The first table has 3 meaningful columns: 2 titled "Column1" and "Column2" whose entries generally refer to the N arrays you selected when preparing the filter and 1 column titled "Entries" that contains numeric values. The first row will always contain the number of observations in the statistical analysis. The next N rows contain the mean for each of the N arrays you selected. The remaining rows contain covariances of pairs of arrays.

Correlations

Storage for multicorrelative models.

The second table contains information derived from the raw covariance data of the first table. The first N rows of the first column contain the name of one array you selected for analysis. These rows are followed by a single entry labeled "Cholesky" for a total of N+1 rows. The second column, Mean contains the mean of each variable in the first N entries and the number of observations processed in the final (N+1) row.

The remaining columns (there are N, one for each array) contain 2 matrices in triangular format. The upper right triangle contains the covariance matrix (which is symmetric, so its lower triangle may be inferred). The lower left triangle contains the Cholesky decomposition of the covariance matrix (which is triangular, so its upper triangle is zero). Because the diagonal must be stored for both matrices, an additional row is required — hence the N+1 rows and the final entry of the column named "Column".

Principal Component Analysis

This filter performs additional analysis above and beyond the multicorrelative filter. It computes the eigenvalues and eigenvectors of the covariance matrix from the multicorrelative filter. Data is then assessed by projecting the original tuples into a possibly lower-dimensional space. For more information see the Wikipedia entry on principal component analysis (PCA).

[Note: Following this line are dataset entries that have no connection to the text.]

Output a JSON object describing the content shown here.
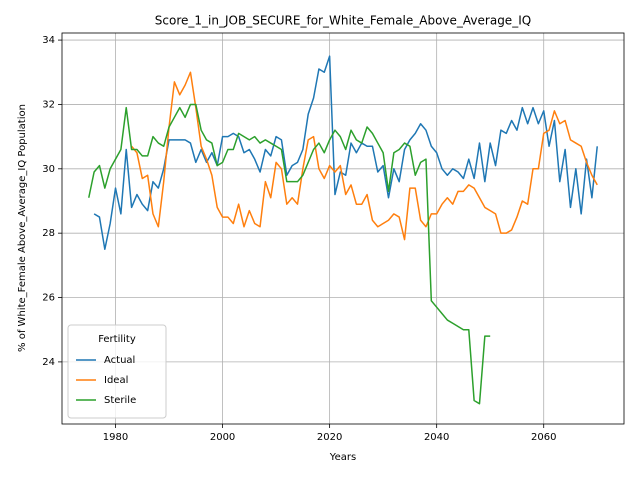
{
  "chart_data": {
    "type": "line",
    "title": "Score_1_in_JOB_SECURE_for_White_Female_Above_Average_IQ",
    "xlabel": "Years",
    "ylabel": "% of White_Female Above_Average_IQ Population",
    "x": [
      1975,
      1976,
      1977,
      1978,
      1979,
      1980,
      1981,
      1982,
      1983,
      1984,
      1985,
      1986,
      1987,
      1988,
      1989,
      1990,
      1991,
      1992,
      1993,
      1994,
      1995,
      1996,
      1997,
      1998,
      1999,
      2000,
      2001,
      2002,
      2003,
      2004,
      2005,
      2006,
      2007,
      2008,
      2009,
      2010,
      2011,
      2012,
      2013,
      2014,
      2015,
      2016,
      2017,
      2018,
      2019,
      2020,
      2021,
      2022,
      2023,
      2024,
      2025,
      2026,
      2027,
      2028,
      2029,
      2030,
      2031,
      2032,
      2033,
      2034,
      2035,
      2036,
      2037,
      2038,
      2039,
      2040,
      2041,
      2042,
      2043,
      2044,
      2045,
      2046,
      2047,
      2048,
      2049,
      2050,
      2051,
      2052,
      2053,
      2054,
      2055,
      2056,
      2057,
      2058,
      2059,
      2060,
      2061,
      2062,
      2063,
      2064,
      2065,
      2066,
      2067,
      2068,
      2069,
      2070
    ],
    "series": [
      {
        "name": "Actual",
        "color": "#1f77b4",
        "values": [
          null,
          28.6,
          28.5,
          27.5,
          28.3,
          29.4,
          28.6,
          30.6,
          28.8,
          29.2,
          28.9,
          28.7,
          29.6,
          29.4,
          30.0,
          30.9,
          30.9,
          30.9,
          30.9,
          30.8,
          30.2,
          30.6,
          30.2,
          30.5,
          30.1,
          31.0,
          31.0,
          31.1,
          31.0,
          30.5,
          30.6,
          30.3,
          29.9,
          30.6,
          30.4,
          31.0,
          30.9,
          29.8,
          30.1,
          30.2,
          30.6,
          31.7,
          32.2,
          33.1,
          33.0,
          33.5,
          29.2,
          29.9,
          29.8,
          30.8,
          30.5,
          30.8,
          30.7,
          30.7,
          29.9,
          30.1,
          29.1,
          30.0,
          29.6,
          30.6,
          30.9,
          31.1,
          31.4,
          31.2,
          30.7,
          30.5,
          30.0,
          29.8,
          30.0,
          29.9,
          29.7,
          30.3,
          29.7,
          30.8,
          29.6,
          30.8,
          30.1,
          31.2,
          31.1,
          31.5,
          31.2,
          31.9,
          31.4,
          31.9,
          31.4,
          31.8,
          30.7,
          31.5,
          29.6,
          30.6,
          28.8,
          30.0,
          28.6,
          30.3,
          29.1,
          30.7
        ]
      },
      {
        "name": "Ideal",
        "color": "#ff7f0e",
        "values": [
          null,
          null,
          null,
          null,
          null,
          null,
          null,
          null,
          30.7,
          30.5,
          29.7,
          29.8,
          28.6,
          28.2,
          29.6,
          31.3,
          32.7,
          32.3,
          32.6,
          33.0,
          31.9,
          30.7,
          30.3,
          29.8,
          28.8,
          28.5,
          28.5,
          28.3,
          28.9,
          28.2,
          28.7,
          28.3,
          28.2,
          29.6,
          29.1,
          30.2,
          30.0,
          28.9,
          29.1,
          28.9,
          30.0,
          30.9,
          31.0,
          30.0,
          29.7,
          30.1,
          29.9,
          30.1,
          29.2,
          29.5,
          28.9,
          28.9,
          29.2,
          28.4,
          28.2,
          28.3,
          28.4,
          28.6,
          28.5,
          27.8,
          29.4,
          29.4,
          28.4,
          28.2,
          28.6,
          28.6,
          28.9,
          29.1,
          28.9,
          29.3,
          29.3,
          29.5,
          29.4,
          29.1,
          28.8,
          28.7,
          28.6,
          28.0,
          28.0,
          28.1,
          28.5,
          29.0,
          28.9,
          30.0,
          30.0,
          31.1,
          31.2,
          31.8,
          31.4,
          31.5,
          30.9,
          30.8,
          30.7,
          30.2,
          29.8,
          29.5
        ]
      },
      {
        "name": "Sterile",
        "color": "#2ca02c",
        "values": [
          29.1,
          29.9,
          30.1,
          29.4,
          30.0,
          30.3,
          30.6,
          31.9,
          30.6,
          30.6,
          30.4,
          30.4,
          31.0,
          30.8,
          30.7,
          31.3,
          31.6,
          31.9,
          31.6,
          32.0,
          32.0,
          31.2,
          30.9,
          30.8,
          30.1,
          30.2,
          30.6,
          30.6,
          31.1,
          31.0,
          30.9,
          31.0,
          30.8,
          30.9,
          30.8,
          30.7,
          30.6,
          29.6,
          29.6,
          29.6,
          29.8,
          30.2,
          30.6,
          30.8,
          30.5,
          30.9,
          31.2,
          31.0,
          30.6,
          31.2,
          30.9,
          30.8,
          31.3,
          31.1,
          30.8,
          30.5,
          29.3,
          30.5,
          30.6,
          30.8,
          30.7,
          29.8,
          30.2,
          30.3,
          25.9,
          25.7,
          25.5,
          25.3,
          25.2,
          25.1,
          25.0,
          25.0,
          22.8,
          22.7,
          24.8,
          24.8,
          null,
          null,
          null,
          null,
          null,
          null,
          null,
          null,
          null,
          null,
          null,
          null,
          null,
          null,
          null,
          null,
          null,
          null,
          null,
          null
        ]
      }
    ],
    "xlim": [
      1970,
      2075
    ],
    "xticks": [
      1980,
      2000,
      2020,
      2040,
      2060
    ],
    "ylim": [
      22.07,
      34.22
    ],
    "yticks": [
      24,
      26,
      28,
      30,
      32,
      34
    ],
    "grid": true,
    "legend_title": "Fertility",
    "legend_position": "lower left"
  }
}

The Normalization Scheme option allows you to choose between no normalization — in which case each variable of interest is assumed to be interchangeable (i.e., of the same dimension and units) — or diagonal covariance normalization — in which case each (i,j)-entry of the covariance matrix is normalized by sqrt(cov(i,i) cov(j,j)) before the eigenvector decomposition is performed. This is useful when variables of interest are not comparable but their variances are expected to be useful indications of their full range, and their full ranges are expected to be useful normalization factors.

As PCA is frequently used for projecting tuples into a lower-dimensional space that preserves as much information as possible, several settings are available to control the assessment output. The Basis Scheme allows you to control how projection to a lower dimension is performed. Either no projection is performed (i.e., the output assessment has the same dimension as the number of variables of interest), or projection is performed using the first N entries of each eigenvector, or projection is performed using the first several entries of each eigenvector such that the "information energy" of the projection will be above some specified amount E.

The Basis Size setting specifies N, the dimension of the projected space when the Basis Scheme is set to "Fixed-size basis". The Basis Energy setting specifies E, the minimum "information energy" when the Basis Scheme is set to "Fixed-energy basis".

Storage for PCA model results.

Since the PCA filter uses the multicorrelative filter's analysis, it shares the same raw covariance table specified above. The second table in the multiblock dataset comprising the model output is an expanded version of the multicorrelative version.

PCA Derived Data Output

As above, the second model table contains the mean values, the upper-triangular portion of the symmetric covariance matrix, and the non-zero lower-triangular portion of the Cholesky decomposition of the covariance matrix. Below these entries are the eigenvalues of the covariance matrix (in the column labeled "Mean") and the eigenvectors (as row vectors) in an additional NxN matrix.